Product Functionality
Thomson Reuters makes use of CoSort's Sort Control Language (SortCL) data manipulation program. Open text SortCL job scripts define file filters and transformations, as well as new output target formats. The data integration features of SortCL used most are sorting, joining, deduplication, conditional (if-then-else) selection, aggregation and field remapping. Thomson Reuters leverages SortCL's metadata repository features to separate the data descriptions from our applications so we can define and modify layouts in one place, but use them in different jobs. SortCL jobs can run on the command line in batch from a Java graphical user interface, or via application programming interface call. Job events can be monitored on screen, while application statistics and other details can go to optional log files.
 
Strengths
CoSort's SortCL tool wraps multiple data integration and transformation tasks into the same product, job script, and input/output pass.
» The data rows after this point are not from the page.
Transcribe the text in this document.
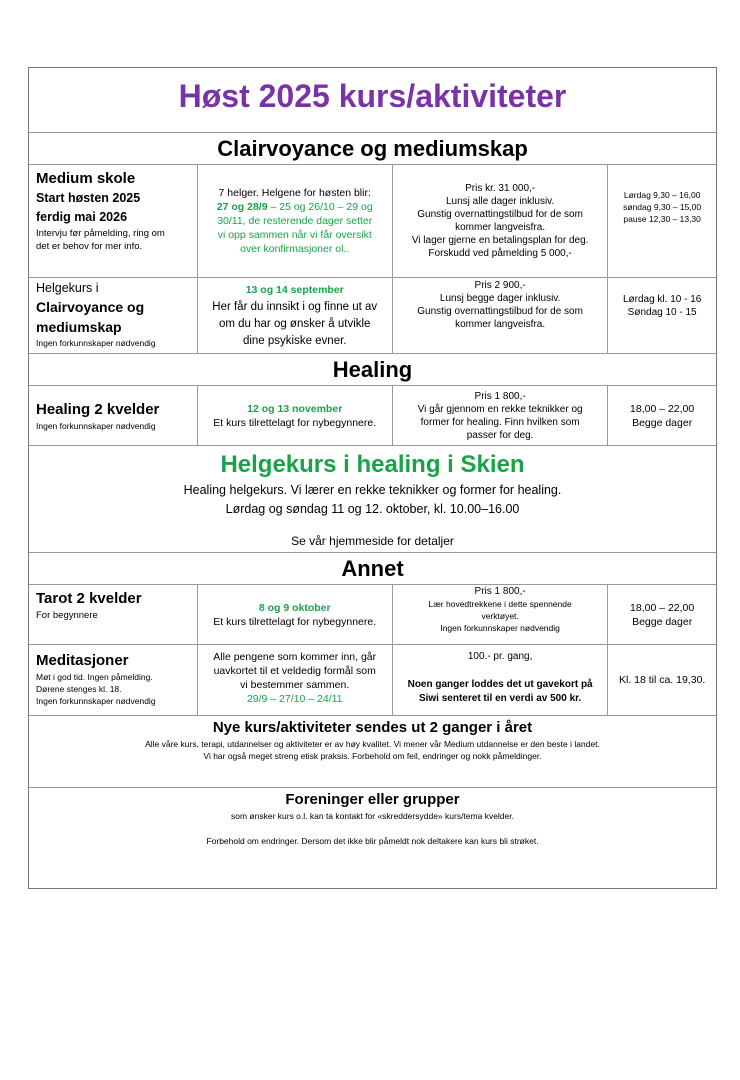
Høst 2025 kurs/aktiviteter
Clairvoyance og mediumskap
Medium skole
Start høsten 2025
ferdig mai 2026
Intervju før påmelding, ring om
det er behov for mer info.
7 helger. Helgene for høsten blir:
27 og 28/9 – 25 og 26/10 – 29 og
30/11, de resterende dager setter
vi opp sammen når vi får oversikt
over konfirmasjoner ol..
Pris kr. 31 000,-
Lunsj alle dager inklusiv.
Gunstig overnattingstilbud for de som
kommer langveisfra.
Vi lager gjerne en betalingsplan for deg.
Forskudd ved påmelding 5 000,-
Lørdag 9,30 – 16,00
søndag 9,30 – 15,00
pause 12,30 – 13,30
Helgekurs i
Clairvoyance og
mediumskap
Ingen forkunnskaper nødvendig
13 og 14 september
Her får du innsikt i og finne ut av
om du har og ønsker å utvikle
dine psykiske evner.
Pris 2 900,-
Lunsj begge dager inklusiv.
Gunstig overnattingstilbud for de som
kommer langveisfra.
Lørdag kl. 10 - 16
Søndag 10 - 15
Healing
Healing 2 kvelder
Ingen forkunnskaper nødvendig
12 og 13 november
Et kurs tilrettelagt for nybegynnere.
Pris 1 800,-
Vi går gjennom en rekke teknikker og
former for healing. Finn hvilken som
passer for deg.
18,00 – 22,00
Begge dager
Helgekurs i healing i Skien
Healing helgekurs. Vi lærer en rekke teknikker og former for healing.
Lørdag og søndag 11 og 12. oktober, kl. 10.00–16.00
Se vår hjemmeside for detaljer
Annet
Tarot 2 kvelder
For begynnere
8 og 9 oktober
Et kurs tilrettelagt for nybegynnere.
Pris 1 800,-
Lær hovedtrekkene i dette spennende
verktøyet.
Ingen forkunnskaper nødvendig
18,00 – 22,00
Begge dager
Meditasjoner
Møt i god tid. Ingen påmelding.
Dørene stenges kl. 18.
Ingen forkunnskaper nødvendig
Alle pengene som kommer inn, går
uavkortet til et veldedig formål som
vi bestemmer sammen.
29/9 – 27/10 – 24/11
100.- pr. gang,
Noen ganger loddes det ut gavekort på
Siwi senteret til en verdi av 500 kr.
Kl. 18 til ca. 19,30.
Nye kurs/aktiviteter sendes ut 2 ganger i året
Alle våre kurs, terapi, utdannelser og aktiviteter er av høy kvalitet. Vi mener vår Medium utdannelse er den beste i landet.
Vi har også meget streng etisk praksis. Forbehold om feil, endringer og nokk påmeldinger.
Foreninger eller grupper
som ønsker kurs o.l. kan ta kontakt for «skreddersydde» kurs/tema kvelder.
Forbehold om endringer. Dersom det ikke blir påmeldt nok deltakere kan kurs bli strøket.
By combining that efficiency with parallelism and dynamic memory allocation, CoSort is able to provide a superior level of price-performance for high volume data processing. The job language of SortCL is both logical and explicit, and therefore simplifies task design and execution.
 
Weaknesses
Where CSV fields contained binary data or line feeds, SortCL error messages did not identify the line number of the mismatch until IRI sent a patch. SortCL is also missing certain string manipulation functions that we would like to use beyond the substring and pattern matching features that are included.
 
Selection Criteria
Previously Thomson Reuters was using homegrown programs to aggregate and transform its large data volumes. But with more than 1.5GB of daily data to process, there was a need for a high-performance, highly functional tool on our Windows systems. Thomson Reuters' research effort concluded after a successful evaluation of the CoSort SortCL tool.
 
Deliverables
The CoSort SortCL tool allows Thomson Reuters to fully customize record layouts for fixed and delimited text file outputs like CSV and LDIF with bespoke and derived field layouts. The result of a process can be one or more outputs in one or more formats, all made in the same place and pass. SortCL's ability to integrate large, disparate data sources and produce these different targets simultaneously saves us a tremendous amount of time in development and execution.
 
Vendor Support
IRI supported Thomson Reuters beyond normal parameters both during evaluation and after licensing CoSort. We appreciate IRI's responsiveness and flexibility, and we are in discussions regarding future product releases.

Documentation
CoSort documentation is lengthy but straightforward. The SortCL job examples included in the manual and software installation made it easy to get up to speed; we were writing complex SortCL jobs in a few days. This speaks to the clarity of the metadata and the relevance of the documented examples.